4 thoughts on “The Trouble With Medicine’s Metaphors”

  1. This is worded really well and is a strong response!! I love all the quotes you used and how you integrated them. I love how in the last paragraph you added that “its the patients decision to fight” and that the patient has to choose to want to fight.

  2. I love the point you made about Erard and how he just creates metaphors, so if a patient were to hear a metaphor with “fighting words” in it, it’s up to them if they want to fight or not. I understand the article, and how calling a disease “the enemy” can affect people in a negative way. However, there are people who want to fight and use those metaphors as motivation. So you might want to elaborate more on how it’s the patients choice on how to take on a metaphor.

    Good Job!

  3. You said that it was crucial to use military metaphors for helping patients fighting cancer but is this always the best idea? Metaphors are neutral, they can be good or bad, even under the same metaphor. When a patient is fighting a disease that they are dying to should we still use the military metaphor? We don’t want to consider the enemy, or disease, as winning the fight and it’s possible that the patient would take it that way. This could harm the patient emotionally leading them to disconnect from family and their general life. Metaphors still are neutral and posses great power, the last thing we would want is to cause a patient more pain. We must consider greatly if metaphors are entirely safe as they can be understood in many ways.

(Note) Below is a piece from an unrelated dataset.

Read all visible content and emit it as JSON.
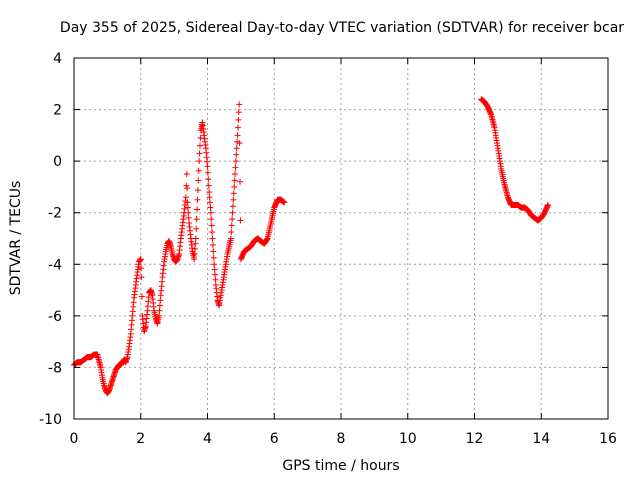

  4. You did an incredible job generating so much text! great job, Annie! I encourage you to revisit the quote in your third paragraph. I’m not sure if Khullar intended to say that a patient’s emotional suppression was a good thing. That doesn’t mean that YOU can’t argue that it’s a good thing–I just want to make sure that you understand Khullar’s argument.

    Please don’t forget to link your image to the media file.